08-01-2004
"O Caranguejo das Tenazes de Ouro"
Por Carlos Pessoa

Em 1940, a Bélgica fica virada do avesso com a invasão das tropas hitlerianas. Como milhões de europeus, Hergé vê a sua vida quotidiana sofrer alterações radicais. O jornal "XX.ème Siècle", onde as aventuras de Tintim eram publicadas (suplemento juvenil "Le Petit Vingtième") é encerrado. O desenhador fica tecnicamente desempregado. Como não é homem para se deixar abater pela adversidade, retoma pouco tempo depois a sua actividade noutro jornal de Bruxelas, o "Le Soir", onde "O Caranguejo das Tenazes de Ouro", história que amanhã é distribuída com o PÚBLICO, começa a ser publicada em 17 de Outubro de 1940.
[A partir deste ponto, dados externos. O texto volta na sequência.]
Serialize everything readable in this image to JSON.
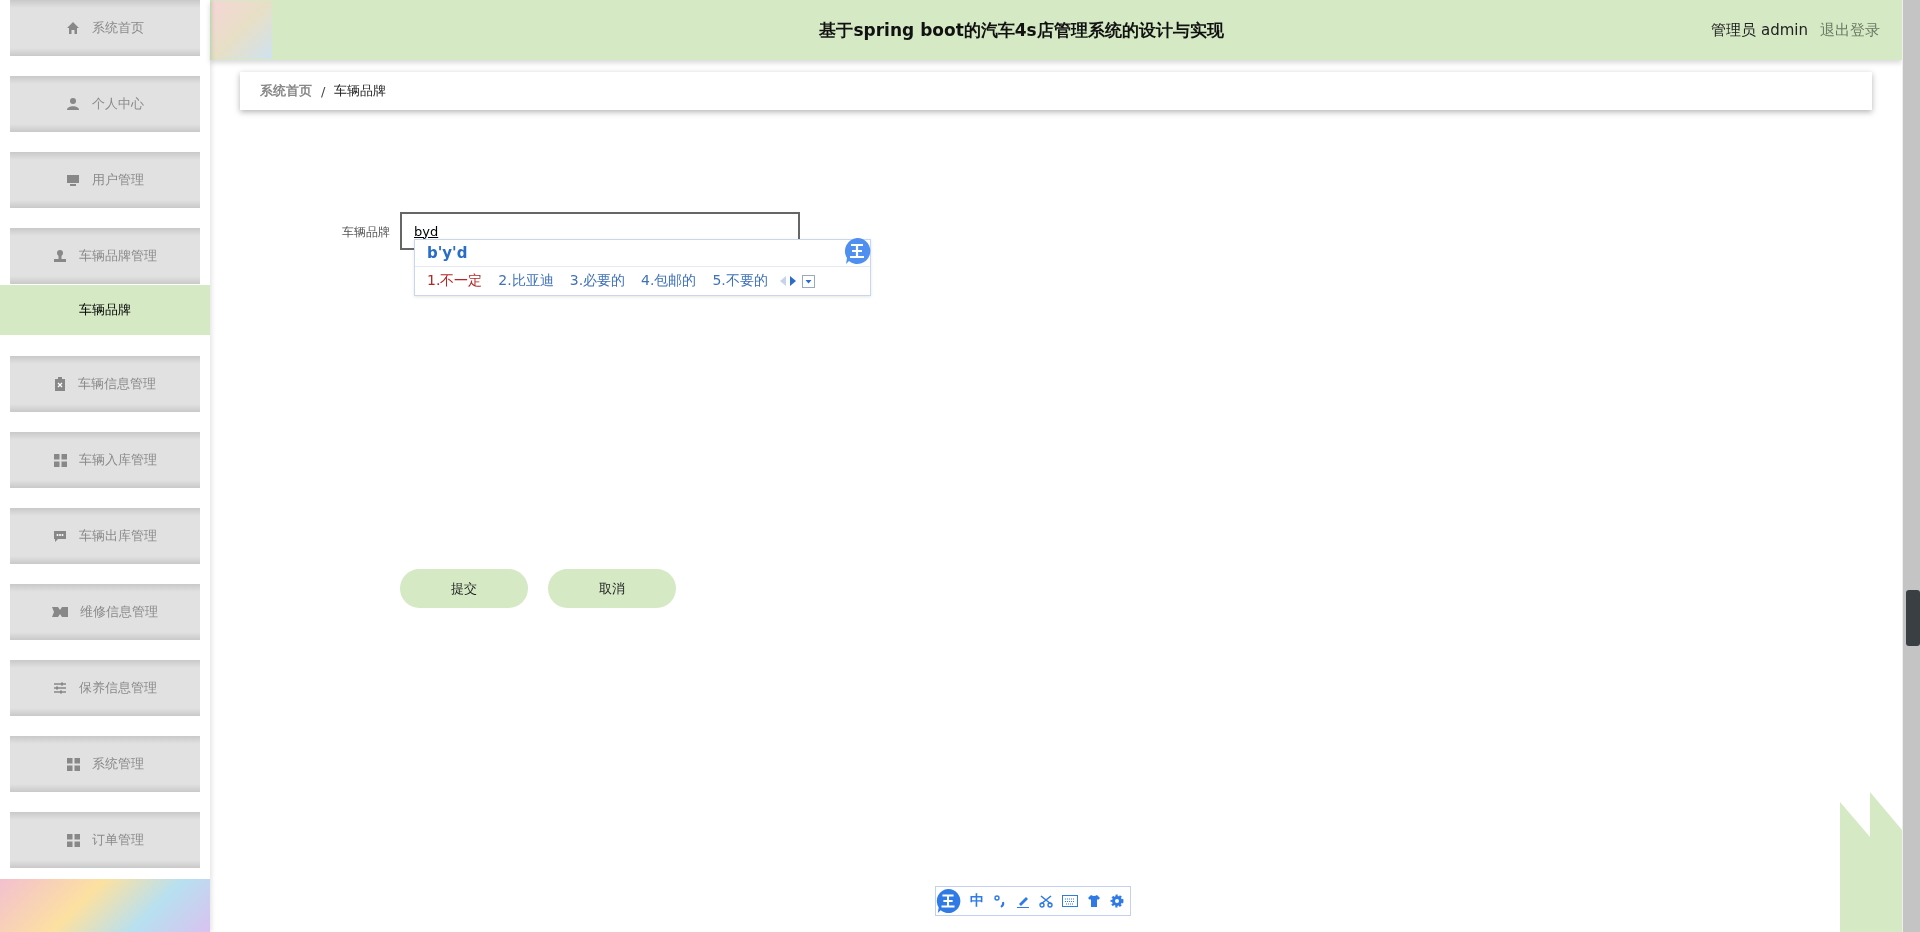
{
  "sidebar": {
    "items": [
      {
        "label": "系统首页",
        "selected": false
      },
      {
        "label": "个人中心",
        "selected": false
      },
      {
        "label": "用户管理",
        "selected": false
      },
      {
        "label": "车辆品牌管理",
        "selected": false,
        "children": [
          {
            "label": "车辆品牌",
            "selected": true
          }
        ]
      },
      {
        "label": "车辆信息管理",
        "selected": false
      },
      {
        "label": "车辆入库管理",
        "selected": false
      },
      {
        "label": "车辆出库管理",
        "selected": false
      },
      {
        "label": "维修信息管理",
        "selected": false
      },
      {
        "label": "保养信息管理",
        "selected": false
      },
      {
        "label": "系统管理",
        "selected": false
      },
      {
        "label": "订单管理",
        "selected": false
      }
    ]
  },
  "header": {
    "title": "基于spring boot的汽车4s店管理系统的设计与实现",
    "user": "管理员 admin",
    "logout": "退出登录"
  },
  "breadcrumb": [
    {
      "label": "系统首页",
      "selected": false
    },
    {
      "label": "车辆品牌",
      "selected": true
    }
  ],
  "breadcrumb_separator": "/",
  "form": {
    "fields": [
      {
        "label": "车辆品牌",
        "value": "byd"
      }
    ],
    "buttons": [
      "提交",
      "取消"
    ]
  },
  "ime_popup": {
    "composition": "b'y'd",
    "candidates": [
      {
        "label": "1.不一定",
        "selected": true
      },
      {
        "label": "2.比亚迪",
        "selected": false
      },
      {
        "label": "3.必要的",
        "selected": false
      },
      {
        "label": "4.包邮的",
        "selected": false
      },
      {
        "label": "5.不要的",
        "selected": false
      }
    ]
  },
  "ime_toolbar": {
    "mode": "中"
  }
}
Inicialmente, o suplemento "Le Soir-Jeunesse", com uma fórmula muito semelhante à que enquadrara nos dez anos anteriores as aventuras do jovem repórter, tinha oito páginas, sendo duas delas ocupadas com a banda desenhada de Hergé. A extrema penúria de papel obrigou a reduzir muito rapidamente o tamanho do suplemento, que acaba por ser suprimido em 3 de Setembro do ano seguinte. Obviamente, as aventuras de Tintim ficam suspensas, mas 20 dias mais tarde passam a ser inseridas no corpo do jornal, sob a forma de uma minúscula tira diária. Esta alteração não intimida Hergé, que procede a uma alteração radical dos seus métodos de trabalho. O resultado imediato é a explanação de uma história ainda mais vigorosa, servida por um grafismo cada vez mais apurado, requisitos indispensáveis para prender a atenção do leitor num "espaço" narrativo ínfimo - três ou quatro quadradinhos apenas.

Nesta aventura, Hergé regressa de novo à temática do tráfico de droga. O imediato Allan Thompson faz a sua primeira aparição, torturando e enxovalhando o capitão Haddock. Ao ver o comportamento deste personagem alcoolizado e sem vontade própria, violento, patético e perigoso, é difícil imaginar que ele se irá tornar no fiel e constante companheiro de Tintim. Com efeito, as suas primeiras intervenções são um desastre total: sob o efeito do álcool, deita fogo à chalupa de salvamento para se aquecer e agride o nosso herói com violência quando este pilota um avião...

Por estas e outras situações - umas mais dramáticas, outras mais cómicas -, a estreia do velho marinheiro não podia ser menos auspiciosa. Mas a verdade é que se alguém quisesse encontrar uma palavra-chave para qualificar este "O Caranguejo das Tenazes de Ouro" ela só poderia ser Haddock. O personagem, pela sua parte, acaba por compensar a fidelidade dos admiradores graças a um gesto redentor que o transforma - apesar das frequentes recaídas - num homem novo: uma literal travessia do deserto ("o país da sede", repete obsessivamente Haddock), na companhia de Tintim e Milu, dá-lhe a oportunidade soberana de fazer uma cura de desintoxicação.

A transformação de Haddock num herói positivo não impediu que esta história fosse alvo de medidas censórias por ocasião da edição americana. Dois personagens negros - um que é atado por Tintim e outro que tortura o capitão com um pau de bambu - são substituídos por brancos "maus". Haddock, por seu lado, deixa de ser visto a levar à boca e a esvaziar uma garrafa inteira em poucos segundos.